Lima ya no tiene una pátina de moho cortesano según Sebastián Salazar Bondy. Y Nos habíamos choleado tanto de Jorge Bruce sigue siendo un pretérito pluscuamperfecto perfectamente presente. Y testigo es Cholito en la ciudad del río hablador de Óscar Colchado Lucio. El fondo de las aguas de Peter Elmore y Hotel Lima de Miguel Ildenfonso dan cuenta de una ciudad violenta y corrupta, entre batidas, apagones, explosiones y toque de queda. Sólo es un recuerdo esa Lima de Martín Adán en La casa de cartón, de Conversación en La Catedral de Vargas Llosa, de Los geniecillos dominicales de Julio Ramón Ribeyro y de Un mundo para Julius de Alfredo Bryce Echenique.
La Parada y El Porvenir, barrios del distrito de la Victoria que en mis tiempos de colegial las recorría a diario para llegar a la GUE Pedro A. Labarthe, siguen sumidos en el abandono y la tugurización es alarmante a pesar del grandioso emporio comercial El Porvenir. Policías privados pueblan calles aledañas a los negocios y aseguran que al interior de los inmensos laberintos los choros no hagan de las suyas. Los cines del barrio, donde solían presentar películas porno, mexicanas y coboyadas, han desaparecido. Augusto Higa en Final del Porvenir y Oswaldo Reynoso en En octubre no hay milagros describen una ciudad de amargas pugnas sociales, negocios turbios, componendas de la política criolla, el esplendor de sus barrios elegantes y la miseria de sus barriadas.

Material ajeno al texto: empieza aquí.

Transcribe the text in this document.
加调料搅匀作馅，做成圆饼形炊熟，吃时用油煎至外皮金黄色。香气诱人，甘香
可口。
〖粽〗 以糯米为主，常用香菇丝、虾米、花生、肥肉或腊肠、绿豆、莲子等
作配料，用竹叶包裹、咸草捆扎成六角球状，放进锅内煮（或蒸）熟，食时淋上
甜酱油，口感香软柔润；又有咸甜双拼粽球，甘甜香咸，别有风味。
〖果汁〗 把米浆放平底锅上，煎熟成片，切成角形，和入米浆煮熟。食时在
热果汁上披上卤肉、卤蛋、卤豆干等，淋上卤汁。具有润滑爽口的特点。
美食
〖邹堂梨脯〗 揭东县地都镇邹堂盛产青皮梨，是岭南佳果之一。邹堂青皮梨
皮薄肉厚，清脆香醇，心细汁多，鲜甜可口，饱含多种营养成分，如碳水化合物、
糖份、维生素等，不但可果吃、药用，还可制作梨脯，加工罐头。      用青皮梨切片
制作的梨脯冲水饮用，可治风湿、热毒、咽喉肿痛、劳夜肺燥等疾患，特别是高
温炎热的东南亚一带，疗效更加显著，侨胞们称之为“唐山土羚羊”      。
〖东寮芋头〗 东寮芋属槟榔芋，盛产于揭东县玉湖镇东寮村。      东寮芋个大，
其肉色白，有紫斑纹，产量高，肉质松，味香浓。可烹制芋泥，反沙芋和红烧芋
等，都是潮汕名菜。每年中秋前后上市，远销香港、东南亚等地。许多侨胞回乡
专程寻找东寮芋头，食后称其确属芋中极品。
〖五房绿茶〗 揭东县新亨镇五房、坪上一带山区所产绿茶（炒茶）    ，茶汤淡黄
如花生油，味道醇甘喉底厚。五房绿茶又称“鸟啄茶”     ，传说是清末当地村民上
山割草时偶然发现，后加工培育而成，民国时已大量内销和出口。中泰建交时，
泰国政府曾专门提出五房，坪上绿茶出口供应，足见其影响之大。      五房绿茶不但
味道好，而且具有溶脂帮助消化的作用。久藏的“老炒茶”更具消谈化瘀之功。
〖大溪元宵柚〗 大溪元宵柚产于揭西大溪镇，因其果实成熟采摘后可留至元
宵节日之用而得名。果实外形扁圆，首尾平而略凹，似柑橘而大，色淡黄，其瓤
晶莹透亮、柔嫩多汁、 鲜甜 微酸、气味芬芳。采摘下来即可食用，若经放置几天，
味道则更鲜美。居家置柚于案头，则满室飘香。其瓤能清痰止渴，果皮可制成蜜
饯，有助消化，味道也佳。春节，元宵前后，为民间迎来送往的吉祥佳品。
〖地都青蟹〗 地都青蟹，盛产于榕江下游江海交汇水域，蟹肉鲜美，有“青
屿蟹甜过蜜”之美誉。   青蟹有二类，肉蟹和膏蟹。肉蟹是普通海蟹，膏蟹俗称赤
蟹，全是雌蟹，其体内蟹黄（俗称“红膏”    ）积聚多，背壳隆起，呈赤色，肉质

Thomas Büttner en La rojez de anoche desde la cabaña escribe: “Lima. Después de años otra vez en la inquieta ciudad de mis pesadillas. Se ha vuelto más ruidosa aún, más febril y anárquica; los hombres más duros... Por eso yo prefiero las ciudades donde las gallinas pueden picotear en plena calle”. Si Jaime Bedoya en Ay que rico organizó un tour por territorios culturales de los nuevos asentamientos inhumanos de la Lima subterránea de los años 80-90, ahora es Juan Manuel Robles quien con Lima Freak – vidas insólitas en una ciudad perturbada nos lleva por el mundo de la perversidad y la ambición. Daniel Alarcón en un cuento de Guerra a la luz de las velas afirma que Lima es una cuidad de payasos. Con Espuma! Carlos Gallardo y Lima Norte Giovanni Anticona, así como muchos otros autores, incursionan en el mundo de los diversos barrios limeños en la era de la globalización y la vida de jóvenes que transcurren entre el fútbol y las barras bravas, centros de diversión y cantinas, pases de coca, cerveza y “tumbacholos”, aires de rock, salsa, bachata y technocumbia en las fiestas sabatinas, la violencia urbana, hostales de media muerte y discotecas gay.